His military exploits were now bounded to the entire reduction
of the territory around Lucca; Sarzana, Pontremoli, Fucecchio,
Fosedenovo,-- castles even beyond the Magra, Valdinera, Aquabuona,
La Valle, fortified villages among the Apennines, which had
hitherto been under the jurisdiction of the lords of Lombardy, now
submitted to the Lucchese consul. During the winter he was for some
time confined by the floods to the town of Lucca itself, where he
employed himself in establishing a vigorous system of police, in
discovering and punishing his enemies, and in the design and
foundation of public edifices. He was beloved by the nobles of his
own party, and by the common people, whose taxes he lightened, and
whom he relieved in a great measure from the tyranny of their
superiors; he was beloved even by the clergy, for, although an
enemy to the temporal usurpations of the Popes, he valued the
learning, and respected the persons of the priests. He was hated by
all the rich not immediately connected with his person and faction,
for they were deprived of power; despised by his followers, and
watched by himself, they could find no asylum from the suspicion
and severity of a tyrant who felt himself insecure on his seat of
power.

CHAPTER XXII

SPRING advanced, and the mountains looked forth from beneath the
snow: the chestnuts began to assume their light and fanlike
foliage; the dark ilex and cork trees which crowned the hills,
threw off their burthen of snow; and the olives now in flower
starred the mountain paths with their small fallen blossoms; the
heath perfumed the air; the melancholy voice of the cuckoo issued
from the depths of the forests; the swallows returned from their
pilgrimage; and in soft moonlight evenings the nightingales
answered one another from the copses; the vines with freshest green
hung over the springing corn; and various flowers adorned the banks
of each running stream. Euthanasia beheld the advance of summer
with careless eyes: her heart was full of one thought, of one
image; and all she saw, whether it were the snow-clad mountains of
winter, or the green and flowery fields of spring, was referred by
her to one feeling, one only remembrance. She determined to think
no more of Castruccio; but every day, every moment of every day,
was as a broken mirror, a multiplied reflection of his form
alone.

They had often met during the winter in the palaces of the
Lucchese nobles, and sometimes at her own castle; he was ever
gentle and deferential to her, and sometimes endeavoured to renew
the courtship that had formerly subsisted between them. Euthanasia
had not strength of purpose sufficient to avoid these meetings; but
each of them was as the life-blood taken from her heart, and left
her in a state of despair and grief that preyed like fever upon her
vitals. To see him, to hear him, and yet not to be his, was as if
to make her food of poison; it might assuage the pangs of hunger,
but it destroyed the principle of life. She became pale, sleepless,
the shadow of what she had been; her friends perceived the change,
and knew the cause; and they endeavoured to persuade her to go to
Florence, or to take some journey, which might occupy her mind, and
break the chain that now bound her to sorrow.

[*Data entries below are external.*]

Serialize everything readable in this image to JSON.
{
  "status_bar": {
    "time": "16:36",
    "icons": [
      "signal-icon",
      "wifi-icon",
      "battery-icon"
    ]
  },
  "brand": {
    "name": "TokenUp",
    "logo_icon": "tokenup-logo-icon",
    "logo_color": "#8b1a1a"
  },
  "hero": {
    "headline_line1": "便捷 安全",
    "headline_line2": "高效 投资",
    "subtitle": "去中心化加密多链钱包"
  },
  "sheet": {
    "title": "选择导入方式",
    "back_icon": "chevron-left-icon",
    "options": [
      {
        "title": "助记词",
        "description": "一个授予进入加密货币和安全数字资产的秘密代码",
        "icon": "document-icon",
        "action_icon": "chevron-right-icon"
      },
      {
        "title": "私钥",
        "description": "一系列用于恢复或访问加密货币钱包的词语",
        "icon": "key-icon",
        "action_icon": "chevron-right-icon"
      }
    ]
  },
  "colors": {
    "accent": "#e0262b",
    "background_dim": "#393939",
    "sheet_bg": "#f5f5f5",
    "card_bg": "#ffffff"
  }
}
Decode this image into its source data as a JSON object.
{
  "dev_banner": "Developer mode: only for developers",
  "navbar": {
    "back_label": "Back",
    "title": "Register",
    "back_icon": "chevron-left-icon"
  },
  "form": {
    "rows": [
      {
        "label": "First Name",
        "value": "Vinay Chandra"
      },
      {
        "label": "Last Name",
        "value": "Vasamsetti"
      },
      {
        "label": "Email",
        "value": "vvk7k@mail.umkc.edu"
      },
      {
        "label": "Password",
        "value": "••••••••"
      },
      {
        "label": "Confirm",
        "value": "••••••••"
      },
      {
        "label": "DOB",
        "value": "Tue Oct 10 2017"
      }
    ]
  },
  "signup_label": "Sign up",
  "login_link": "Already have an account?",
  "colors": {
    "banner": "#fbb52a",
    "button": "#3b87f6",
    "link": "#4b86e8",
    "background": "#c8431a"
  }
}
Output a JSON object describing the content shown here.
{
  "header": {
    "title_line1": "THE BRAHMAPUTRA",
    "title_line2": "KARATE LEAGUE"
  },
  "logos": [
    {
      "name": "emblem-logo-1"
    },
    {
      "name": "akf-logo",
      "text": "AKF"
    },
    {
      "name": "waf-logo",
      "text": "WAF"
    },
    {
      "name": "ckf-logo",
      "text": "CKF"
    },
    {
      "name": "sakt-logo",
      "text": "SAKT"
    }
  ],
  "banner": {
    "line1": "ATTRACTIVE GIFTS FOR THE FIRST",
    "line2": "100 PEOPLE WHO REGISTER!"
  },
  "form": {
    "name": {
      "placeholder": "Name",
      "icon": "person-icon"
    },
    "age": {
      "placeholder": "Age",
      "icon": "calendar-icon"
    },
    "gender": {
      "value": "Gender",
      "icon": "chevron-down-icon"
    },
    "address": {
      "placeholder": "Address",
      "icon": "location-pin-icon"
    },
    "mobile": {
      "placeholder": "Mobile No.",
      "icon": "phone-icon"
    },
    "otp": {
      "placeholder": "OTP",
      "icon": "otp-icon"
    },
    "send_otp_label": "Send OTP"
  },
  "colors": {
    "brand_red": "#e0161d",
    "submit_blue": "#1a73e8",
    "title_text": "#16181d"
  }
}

She felt that she
ought to comply with their suggestions; but even her spirit, strong
and self-sustaining as it had been, sank beneath the influence of
love, and she had no power to fly, though to remain were death.
Tears and grief were her daily portion; yet she took it patiently,
as that to which she was doomed, and hardly prayed to have the
bitter cup removed.

A circumstance that occurred just at this crisis, when she
seemed to stand on the sharp edge which divides life from death,
saved her from destruction, and led her back to taste for a few
more years the food of sorrow and disappointment which was doled
out to her.

The summer solstice had passed, and Castruccio had been absent
during several months, carrying his conquests along the shore
beyond the Magra, while every day brought the news of some fresh
success he had obtained. This was the season of pilgrimages to
Monte San Pelegrino, a wild and high Apennine in the neighbourhood
of Valperga. It is said, that a king of Scotland, resigning his
crown to his son, and exiling himself from his country, finished
his days in penitence and prayer on this mountain. In Italy every
unknown pilgrim was a king or prince: but this was a strange
tradition; and it would seem as if the royal penitent, disdaining
the gladsome plains of Italy, sought for the image of his native
country on this naked peak among the heaped masses of the
Apennines.

His memory was there canonized, and many indulgences were the
reward of three successive visits to his rocky tomb; every year
numberless pilgrims flocked, and still continue to flock thither.
Straining up the rugged paths of the mountain, careless of the
burning sun, they walk on, shadowed by their broad pilgrim's
hats, repeating their pater-nosters, and thus, by the toil of the
body, buy indulgence for the soul's idleness. Many on their
return visited the castle of Valperga, and partook its hospitality.
One party had just withdrawn, as the Ave Maria sounded from the
vale below; and they chaunted the evening hymn, as they wound down
the steep. Euthanasia listened from her tower, and heard the last
song of the sleepy cicala among the olive woods, and the buzz of
the numerous night insects, that filled the air with their slight
but continual noise. It was the evening of a burning day; and the
breeze that slightly waved the grass, and bended the ripe corn with
its quick steps, was as a refreshing bath to the animals who panted
under the stagnant air of the day. Amid the buzzing of the crickets
and dragon flies, the agiolo's monotonous and regular cry told
of clear skies and sunny weather; the flowers were bending beneath
the dew, and her acacia, now in bloom, crowning its fan-like
foliage with a roseate crest, sent forth a sweet scent. A few of
the latest fire-flies darted here and there, with bright green
light; but it was July, and their season was well nigh past.
Towards the sea, on the horizon, a faint lightning shewed the
over--heated state of the atmosphere, and killed by its brightness
the last glories of the orange sunset; the mountains were losing
their various tints in darkness; and their vast amphitheatre looked
like a ponderous unformed wall, closing in Lucca, whose lights
glimmered afar off.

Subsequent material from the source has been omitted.